Model derivation was performed using data from patients in the ASCEND-HF trial cohort (n = 7,141), and the Acute Heart Failure Emergency Management community-based registry (n = 666) was used to externally validate the model and to test the incremental prognostic utility of 4 variables (heart failure etiology, troponin, B-type natriuretic peptide [BNP], ejection fraction) using net reclassification index and integrated discrimination improvement. The primary outcome was an in-hospital composite of the requirement for CCU-specific therapies or clinical events.
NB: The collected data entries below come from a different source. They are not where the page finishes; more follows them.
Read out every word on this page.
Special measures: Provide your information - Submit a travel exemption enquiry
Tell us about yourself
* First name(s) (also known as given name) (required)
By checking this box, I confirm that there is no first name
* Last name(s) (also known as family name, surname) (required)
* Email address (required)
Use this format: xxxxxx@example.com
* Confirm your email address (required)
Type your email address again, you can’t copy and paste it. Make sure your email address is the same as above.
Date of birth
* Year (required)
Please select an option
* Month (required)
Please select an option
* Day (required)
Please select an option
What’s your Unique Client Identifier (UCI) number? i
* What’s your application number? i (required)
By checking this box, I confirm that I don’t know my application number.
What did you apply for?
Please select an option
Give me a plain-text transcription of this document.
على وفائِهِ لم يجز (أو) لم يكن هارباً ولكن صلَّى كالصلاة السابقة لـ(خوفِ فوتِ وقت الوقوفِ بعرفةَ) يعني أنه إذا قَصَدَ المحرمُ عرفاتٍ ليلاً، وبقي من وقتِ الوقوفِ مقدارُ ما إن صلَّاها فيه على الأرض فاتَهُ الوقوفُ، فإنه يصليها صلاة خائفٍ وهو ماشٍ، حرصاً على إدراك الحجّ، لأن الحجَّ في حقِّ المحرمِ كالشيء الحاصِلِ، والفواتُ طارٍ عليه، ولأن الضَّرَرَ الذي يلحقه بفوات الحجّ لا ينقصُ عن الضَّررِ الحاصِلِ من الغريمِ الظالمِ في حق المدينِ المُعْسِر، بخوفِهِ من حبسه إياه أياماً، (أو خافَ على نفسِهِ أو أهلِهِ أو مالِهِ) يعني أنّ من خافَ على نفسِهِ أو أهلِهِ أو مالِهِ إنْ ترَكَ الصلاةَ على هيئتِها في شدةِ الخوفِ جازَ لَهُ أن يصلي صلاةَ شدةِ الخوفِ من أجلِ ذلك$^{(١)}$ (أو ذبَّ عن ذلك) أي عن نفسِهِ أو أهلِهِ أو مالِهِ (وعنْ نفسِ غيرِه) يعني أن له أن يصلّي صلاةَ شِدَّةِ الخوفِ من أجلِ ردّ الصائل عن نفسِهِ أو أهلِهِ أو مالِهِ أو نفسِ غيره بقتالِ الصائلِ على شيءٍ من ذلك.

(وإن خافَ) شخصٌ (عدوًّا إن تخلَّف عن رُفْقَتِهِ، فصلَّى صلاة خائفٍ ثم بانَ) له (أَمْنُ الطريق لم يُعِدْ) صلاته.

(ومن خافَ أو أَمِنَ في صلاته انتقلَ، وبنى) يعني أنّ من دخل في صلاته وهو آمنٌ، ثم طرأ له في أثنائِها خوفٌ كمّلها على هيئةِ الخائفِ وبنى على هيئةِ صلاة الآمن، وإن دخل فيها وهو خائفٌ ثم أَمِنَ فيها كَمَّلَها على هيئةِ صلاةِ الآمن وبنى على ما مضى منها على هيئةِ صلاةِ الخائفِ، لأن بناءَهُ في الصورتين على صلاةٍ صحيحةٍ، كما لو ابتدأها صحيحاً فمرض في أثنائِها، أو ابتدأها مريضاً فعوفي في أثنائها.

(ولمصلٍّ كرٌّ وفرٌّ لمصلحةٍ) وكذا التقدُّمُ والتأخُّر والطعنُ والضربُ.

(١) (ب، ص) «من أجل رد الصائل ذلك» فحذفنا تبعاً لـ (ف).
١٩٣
The primary composite outcome occurred in 545 (11.4%) derivation cohort participants (n = 4,767) and 7 variables were predictors of the primary composite outcome: body mass index, chronic respiratory disease, respiratory rate, resting dyspnea, hemoglobin, sodium, and blood urea nitrogen (c index = 0.633, Hosmer-Lemeshow P = .823). In the validation cohort (n = 666), 87 (13.1%) events occurred (c index = 0.629, Hosmer-Lemeshow P = .386) and adding ischemic heart failure, troponin, and B-type natriuretic peptide improved model performance (net reclassification index 0.79, 95% CI 0.046-0.512; integrated discrimination improvement 0.014, 95% CI 0.005-0.0238). The final 10-variable clinical prediction model demonstrated modest discrimination (c index = 0.702) and good calibration (Hosmer-Lemeshow P = .547).


We derived, validated, and improved upon a clinical prediction model in an international trial and a community-based cohort of AHF. The model has modest discrimination; however, these findings deserve further exploration because they may provide a more accurate means of triaging level of care for patients with AHF who need admission.